Я написала записку на скорую руку и запечатала.
– Отец, а теперь тебе нужно выслушать меня очень внимательно. – Я вложила записку в его руку и передала монету, что Ансэль мне вернул. Это была монета Биаты. Именно ее нужно кинуть в дупло, чтобы те, кто под землей знали – на поверхности их хотят видеть свои. Я рассказала, куда идти и что делать. – Ты должен найти Ансэля. Он будет рядом и если что случиться или тебе потребуется помощь, ты должен обратиться к нему, Анс поможет, хорошо?

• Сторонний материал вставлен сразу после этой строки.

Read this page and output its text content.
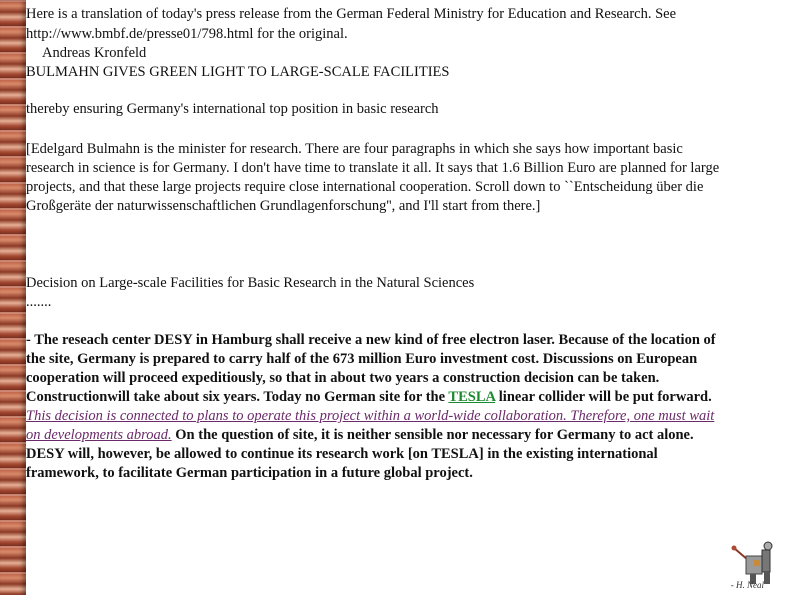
Here is a translation of today's press release from the German Federal Ministry for Education and Research. See
http://www.bmbf.de/presse01/798.html for the original.
Andreas Kronfeld
BULMAHN GIVES GREEN LIGHT TO LARGE-SCALE FACILITIES
thereby ensuring Germany's international top position in basic research
[Edelgard Bulmahn is the minister for research. There are four paragraphs in which she says how important basic
research in science is for Germany. I don't have time to translate it all. It says that 1.6 Billion Euro are planned for large
projects, and that these large projects require close international cooperation. Scroll down to ``Entscheidung über die
Großgeräte der naturwissenschaftlichen Grundlagenforschung'', and I'll start from there.]
Decision on Large-scale Facilities for Basic Research in the Natural Sciences
.......
- The reseach center DESY in Hamburg shall receive a new kind of free electron laser. Because of the location of
the site, Germany is prepared to carry half of the 673 million Euro investment cost. Discussions on European
cooperation will proceed expeditiously, so that in about two years a construction decision can be taken.
Constructionwill take about six years. Today no German site for the TESLA linear collider will be put forward.
This decision is connected to plans to operate this project within a world-wide collaboration. Therefore, one must wait
on developments abroad. On the question of site, it is neither sensible nor necessary for Germany to act alone.
DESY will, however, be allowed to continue its research work [on TESLA] in the existing international
framework, to facilitate German participation in a future global project.
- H. Neal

– Вы общаетесь? – отец знал, что мы встречались, и был в курсе расставания, хоть причина ему неизвестна. Отец изначально был настроен к нему негативно, ведая, кто он, но со временем его отношение изменилось. Несмотря на то, чем занимался Ансэль, он заботился о нас, не только обо мне, об отце тоже.
– Мы виделись с ним недавно. Он поможет, ты знаешь Ансэля, остальное не так важно, я не хочу, чтобы ты оставался один, мне будет спокойнее, если я буду знать, что тебе есть на кого положиться. Ты сходишь к нему?
– Схожу, не сейчас, может, позже, но я встречусь с ним. Не думаю, что стоит беспокоить его просто так.
Я лишь помотала головой, но спорить нет смысла, я сама обратилась к Ансэлю, только когда оказалась в безвыходной ситуации. По крайней мере, он знает, где его найти.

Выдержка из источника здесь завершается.